Kristen Dragotto, Staff Writer
“The Hate U Give” has been one of the most highly anticipated movies of 2018. This movie is an adaption of Angie Thomas’s debut novel. With Audrey Wells as screenwriter and George Tillman Jr as director, it was bound to be good and it did not disappoint.
The movie followed the story of a sixteen-year-old girl name Starr, played by Amanda Stenberg, who lived in Garden Heights and attended an all-white private school. Starr’s life was illustrated by the struggle she faced in being torn between the two worlds she inhabited. These worlds collided when she witnessed her childhood friend Khalil, played by Algee Smith, being shot and killed by a police officer, played by Drew Starkey, who was known as 115. In the aftermath of Khalil’s death, we see the lengths Starr was willing to go to not only to find justice for Khalil but also for those around her.
The movie did a great job of following the book’s storyline; this was a pleasant surprise because in most cases the movie differs greatly from the book. Wells did a miraculous job keeping the key aspects from the book in the film. The depiction of the racial struggles Starr and her community face and realistic portrayal of Khalil’s death were truly eye opening.

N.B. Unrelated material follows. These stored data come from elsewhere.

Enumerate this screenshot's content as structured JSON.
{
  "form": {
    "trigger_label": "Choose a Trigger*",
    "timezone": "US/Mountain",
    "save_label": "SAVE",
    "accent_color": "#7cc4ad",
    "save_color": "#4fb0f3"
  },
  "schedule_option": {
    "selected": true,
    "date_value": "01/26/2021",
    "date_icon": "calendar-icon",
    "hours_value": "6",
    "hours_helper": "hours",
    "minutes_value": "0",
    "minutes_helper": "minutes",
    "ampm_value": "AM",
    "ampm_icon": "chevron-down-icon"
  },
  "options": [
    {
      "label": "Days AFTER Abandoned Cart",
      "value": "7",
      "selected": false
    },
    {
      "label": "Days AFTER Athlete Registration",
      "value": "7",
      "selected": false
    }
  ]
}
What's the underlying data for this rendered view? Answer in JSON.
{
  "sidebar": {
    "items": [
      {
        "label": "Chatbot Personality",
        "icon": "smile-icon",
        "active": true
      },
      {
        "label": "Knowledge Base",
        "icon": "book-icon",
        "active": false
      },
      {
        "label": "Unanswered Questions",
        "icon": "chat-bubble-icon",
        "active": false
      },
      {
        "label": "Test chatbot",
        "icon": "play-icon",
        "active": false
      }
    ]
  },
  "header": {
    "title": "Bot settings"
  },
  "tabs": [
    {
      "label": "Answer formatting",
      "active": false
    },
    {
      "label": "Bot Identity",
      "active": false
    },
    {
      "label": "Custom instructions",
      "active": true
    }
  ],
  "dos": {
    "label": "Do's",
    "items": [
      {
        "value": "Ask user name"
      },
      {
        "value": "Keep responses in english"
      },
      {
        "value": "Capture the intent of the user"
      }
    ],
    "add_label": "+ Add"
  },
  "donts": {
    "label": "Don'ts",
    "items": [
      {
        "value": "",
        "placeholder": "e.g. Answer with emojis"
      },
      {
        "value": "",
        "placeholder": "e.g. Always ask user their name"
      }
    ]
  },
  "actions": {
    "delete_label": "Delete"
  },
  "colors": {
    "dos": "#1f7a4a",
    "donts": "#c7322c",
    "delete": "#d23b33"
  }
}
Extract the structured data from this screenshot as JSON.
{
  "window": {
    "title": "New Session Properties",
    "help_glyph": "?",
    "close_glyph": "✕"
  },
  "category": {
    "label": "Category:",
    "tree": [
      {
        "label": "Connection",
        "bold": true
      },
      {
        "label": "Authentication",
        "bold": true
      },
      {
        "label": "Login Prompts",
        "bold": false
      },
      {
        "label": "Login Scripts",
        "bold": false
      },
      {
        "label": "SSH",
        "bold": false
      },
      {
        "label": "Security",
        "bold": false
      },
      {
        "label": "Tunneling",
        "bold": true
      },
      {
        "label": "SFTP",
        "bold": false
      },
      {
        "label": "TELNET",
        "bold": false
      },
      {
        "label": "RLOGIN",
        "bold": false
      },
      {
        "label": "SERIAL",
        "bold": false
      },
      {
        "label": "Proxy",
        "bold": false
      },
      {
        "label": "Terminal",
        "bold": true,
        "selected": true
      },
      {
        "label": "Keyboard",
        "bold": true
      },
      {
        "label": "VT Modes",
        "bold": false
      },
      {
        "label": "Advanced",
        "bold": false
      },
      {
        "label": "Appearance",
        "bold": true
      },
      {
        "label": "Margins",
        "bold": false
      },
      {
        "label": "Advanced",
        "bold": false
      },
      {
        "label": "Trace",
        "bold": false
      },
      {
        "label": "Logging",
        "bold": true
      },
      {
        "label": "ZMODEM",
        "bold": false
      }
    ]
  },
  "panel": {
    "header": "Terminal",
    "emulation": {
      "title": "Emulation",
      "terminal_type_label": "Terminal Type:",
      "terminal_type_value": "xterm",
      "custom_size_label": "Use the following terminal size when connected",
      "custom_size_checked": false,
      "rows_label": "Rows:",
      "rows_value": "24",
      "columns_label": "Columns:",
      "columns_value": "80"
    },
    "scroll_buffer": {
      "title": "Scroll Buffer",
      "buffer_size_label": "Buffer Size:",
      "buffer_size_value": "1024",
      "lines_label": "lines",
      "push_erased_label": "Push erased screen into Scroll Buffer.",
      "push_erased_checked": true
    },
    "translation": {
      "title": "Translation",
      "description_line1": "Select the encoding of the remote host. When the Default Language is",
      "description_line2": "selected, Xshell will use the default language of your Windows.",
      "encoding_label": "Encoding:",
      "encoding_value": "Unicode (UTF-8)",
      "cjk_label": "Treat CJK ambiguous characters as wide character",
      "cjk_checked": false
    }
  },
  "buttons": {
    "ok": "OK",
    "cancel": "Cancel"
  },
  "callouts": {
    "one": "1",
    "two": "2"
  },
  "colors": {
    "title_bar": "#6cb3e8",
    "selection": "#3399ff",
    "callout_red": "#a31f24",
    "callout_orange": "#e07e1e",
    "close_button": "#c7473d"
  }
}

For most members of the St. Louis community, the news coverage seen in the film as well as the protests and rioting would be a reminder of what took place here in our own backyard with the shooting of Michael Brown in 2014. The realistic portrayal is almost haunting for the audience as they remember this is not just a movie they are watching but real life. This movie was not made to make the audience feel sad but rather spark the fire to cause change.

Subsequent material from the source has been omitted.